The signatories were responding to the EU’s draft Corporate Sustainable Due Diligence Directive, which was approved by the European Parliament last month and will require large firms to monitor their supply chains for abuses.

The leaders said that the draft Directive followed “years of campaigning” by faith groups and civil-society organisations, but still offered “insufficient answers to those seeking justice” and seeking an end to “harmful corporate activities”.

“We come together from different faiths united in our common effort to care for creation,” the signatories say. They include Roman Catholic bishops and Religious in Europe, Africa, Asia, and the Americas, as well as Anglican, Protestant, Quaker, and Jewish representatives.
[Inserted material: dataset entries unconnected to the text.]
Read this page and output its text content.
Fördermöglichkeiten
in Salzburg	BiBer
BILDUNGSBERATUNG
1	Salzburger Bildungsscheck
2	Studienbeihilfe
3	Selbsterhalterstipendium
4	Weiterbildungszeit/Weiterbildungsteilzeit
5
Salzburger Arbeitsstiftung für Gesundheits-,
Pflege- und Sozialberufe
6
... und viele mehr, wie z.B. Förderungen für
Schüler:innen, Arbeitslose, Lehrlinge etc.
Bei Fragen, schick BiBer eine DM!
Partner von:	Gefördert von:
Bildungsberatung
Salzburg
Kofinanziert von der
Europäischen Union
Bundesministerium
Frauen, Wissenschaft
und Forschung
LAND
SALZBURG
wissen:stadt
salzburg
“We urge the European Commission, European Parliament and EU Council to champion a strong Directive, to defend the good elements, while substantially improving it.”

If finally adopted next year, the Directive will give the EU’s 27 member states two years to impose corporate sustainability and due-diligence obligations on all high-turnover and medium-sized businesses.
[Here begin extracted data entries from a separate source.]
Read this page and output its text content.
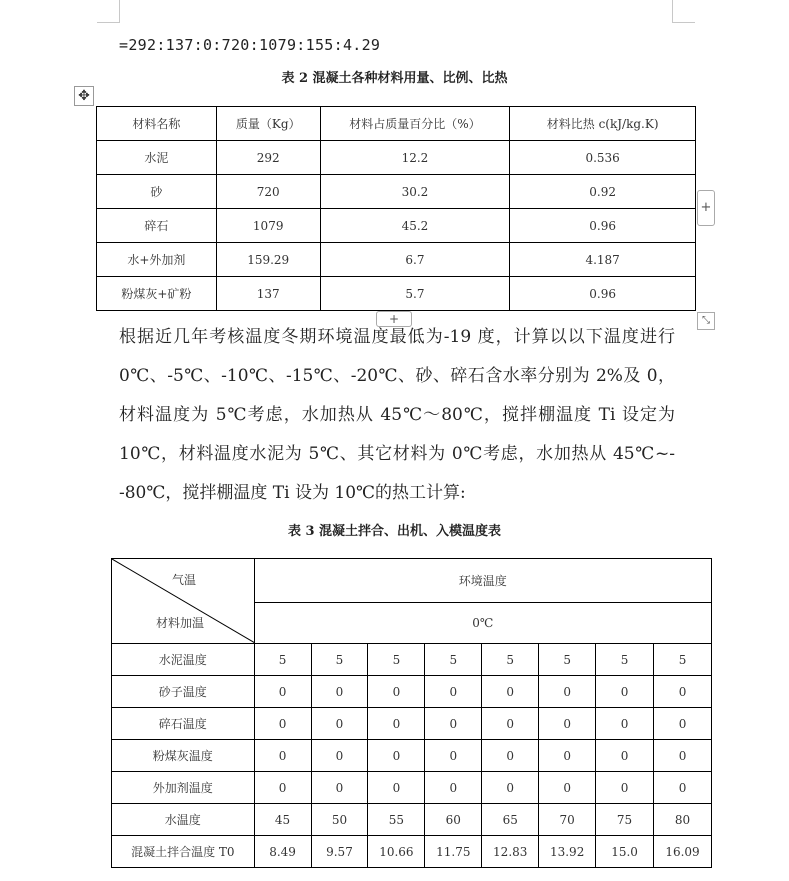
=292:137:0:720:1079:155:4.29
表 2 混凝土各种材料用量、比例、比热
✥
材料名称	质量（Kg）	材料占质量百分比（%）	材料比热 c(kJ/kg.K)
水泥	292	12.2	0.536
砂	720	30.2	0.92
碎石	1079	45.2	0.96
水+外加剂	159.29	6.7	4.187
粉煤灰+矿粉	137	5.7	0.96
+
+	⤡

根据近几年考核温度冬期环境温度最低为-19 度，计算以以下温度进行 0℃、-5℃、-10℃、-15℃、-20℃、砂、碎石含水率分别为 2%及 0，材料温度为 5℃考虑，水加热从 45℃～80℃，搅拌棚温度 Ti 设定为 10℃，材料温度水泥为 5℃、其它材料为 0℃考虑，水加热从 45℃~--80℃，搅拌棚温度 Ti 设为 10℃的热工计算:

表 3 混凝土拌合、出机、入模温度表
气温
材料加温	环境温度							
	0℃							
水泥温度	5	5	5	5	5	5	5	5
砂子温度	0	0	0	0	0	0	0	0
碎石温度	0	0	0	0	0	0	0	0
粉煤灰温度	0	0	0	0	0	0	0	0
外加剂温度	0	0	0	0	0	0	0	0
水温度	45	50	55	60	65	70	75	80
混凝土拌合温度 T0	8.49	9.57	10.66	11.75	12.83	13.92	15.0	16.09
The Corporate Europe Observatory, which monitors lobbying on EU legislation, warned last year, however, that the draft had already been “severely watered down” to enable businesses to “avoid remedying harms and compensating victims”.

In their statement, the religious leaders say that the Directive’s provisions on “civil liability and access to justice” need strengthening, together with its coverage of “environmental risks and impacts”.
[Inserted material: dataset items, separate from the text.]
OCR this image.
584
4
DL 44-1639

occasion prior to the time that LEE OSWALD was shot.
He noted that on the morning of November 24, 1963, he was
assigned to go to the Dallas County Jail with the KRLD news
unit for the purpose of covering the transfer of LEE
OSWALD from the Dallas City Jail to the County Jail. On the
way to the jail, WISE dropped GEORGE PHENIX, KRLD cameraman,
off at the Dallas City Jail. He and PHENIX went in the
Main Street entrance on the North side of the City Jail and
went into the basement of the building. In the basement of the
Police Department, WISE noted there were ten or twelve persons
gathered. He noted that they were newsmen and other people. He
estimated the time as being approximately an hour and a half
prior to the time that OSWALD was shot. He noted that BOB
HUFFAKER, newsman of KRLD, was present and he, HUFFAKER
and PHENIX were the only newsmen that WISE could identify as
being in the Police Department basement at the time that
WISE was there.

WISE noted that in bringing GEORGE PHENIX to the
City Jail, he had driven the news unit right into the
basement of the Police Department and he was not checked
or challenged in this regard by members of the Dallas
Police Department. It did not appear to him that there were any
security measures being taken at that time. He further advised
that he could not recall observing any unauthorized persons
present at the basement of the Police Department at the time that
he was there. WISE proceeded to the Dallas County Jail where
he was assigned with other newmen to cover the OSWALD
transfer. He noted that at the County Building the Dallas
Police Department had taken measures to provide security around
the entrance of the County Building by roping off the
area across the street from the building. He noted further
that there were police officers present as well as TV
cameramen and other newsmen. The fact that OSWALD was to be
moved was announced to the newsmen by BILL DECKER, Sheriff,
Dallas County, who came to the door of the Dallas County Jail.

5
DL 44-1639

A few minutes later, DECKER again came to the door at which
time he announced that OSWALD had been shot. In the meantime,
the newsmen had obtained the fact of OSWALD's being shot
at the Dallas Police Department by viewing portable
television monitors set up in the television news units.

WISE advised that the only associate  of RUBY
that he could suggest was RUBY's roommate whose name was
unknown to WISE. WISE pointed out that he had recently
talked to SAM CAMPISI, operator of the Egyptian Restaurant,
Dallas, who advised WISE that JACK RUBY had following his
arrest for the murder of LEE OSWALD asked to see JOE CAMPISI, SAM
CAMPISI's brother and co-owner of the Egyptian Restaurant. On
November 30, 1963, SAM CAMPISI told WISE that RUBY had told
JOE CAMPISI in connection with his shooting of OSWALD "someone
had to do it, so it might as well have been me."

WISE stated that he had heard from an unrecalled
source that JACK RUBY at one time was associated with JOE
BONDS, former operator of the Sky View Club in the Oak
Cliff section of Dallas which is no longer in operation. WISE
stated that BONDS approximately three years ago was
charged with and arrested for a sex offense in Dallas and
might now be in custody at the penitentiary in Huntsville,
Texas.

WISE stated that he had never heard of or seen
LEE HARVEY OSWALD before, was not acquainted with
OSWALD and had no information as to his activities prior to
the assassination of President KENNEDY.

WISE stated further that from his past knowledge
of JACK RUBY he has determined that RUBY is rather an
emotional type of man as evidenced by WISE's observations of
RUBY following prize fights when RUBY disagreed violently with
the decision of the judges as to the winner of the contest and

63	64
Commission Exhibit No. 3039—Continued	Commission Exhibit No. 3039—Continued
They say that the current draft requires only “minimal action” on climate change, in a “painful affront” to those already suffering its “lethal impacts”. They urge EU member states to co-operate with a parallel Binding Treaty on Transnational Corporations, now under preparation at the United Nations.

“Stakeholder consultation is missing from this proposal as an integral part of the due-diligence process,” the statement says.

“The proposal also fails to acknowledge the specific impact human-rights abuses have on women and indigenous people, and the role human-rights and environmental defenders play in protecting people and the planet.”

Christian organisations worldwide have repeatedly urged measures to protect community rights and livelihoods from aggressive Western business practices.

In a 2020 declaration, more than 230 RC bishops demanded “mandatory supply-chain due diligence” and reparations for “violence and suffering”. In a 2021 YouGov poll, 86 per cent of EU citizens agreed that companies should be held accountable for human-rights and environmental abuses.

A CIDSE press release, describing the latest statement as a “powerful show of solidarity”, says that faith communities place “high expectations” on European decision-makers to create “a strong EU law aligned with international standards”.

The CIDSE’s secretary-general, Josianne Gauthier, told the online EU Observer that several countries, including France and Germany, had “gone to great lengths” to reduce the “scope and effectiveness” of the planned Directive.

Many faith leaders, she said, had witnessed the “brutal impacts” of unregulated corporate activities on their communities worldwide. “A faith-based world outlook allows us to see the earth as more than the sum of the parts from which profit can be extracted.

“Part of our European political class lacks both proximity to those living the reality of corporate abuse and a view of the world that goes beyond profit-margins projections. . . The ongoing discussion offers politicians the opportunity to show their religious and moral values are not merely accessories to display just before election time.”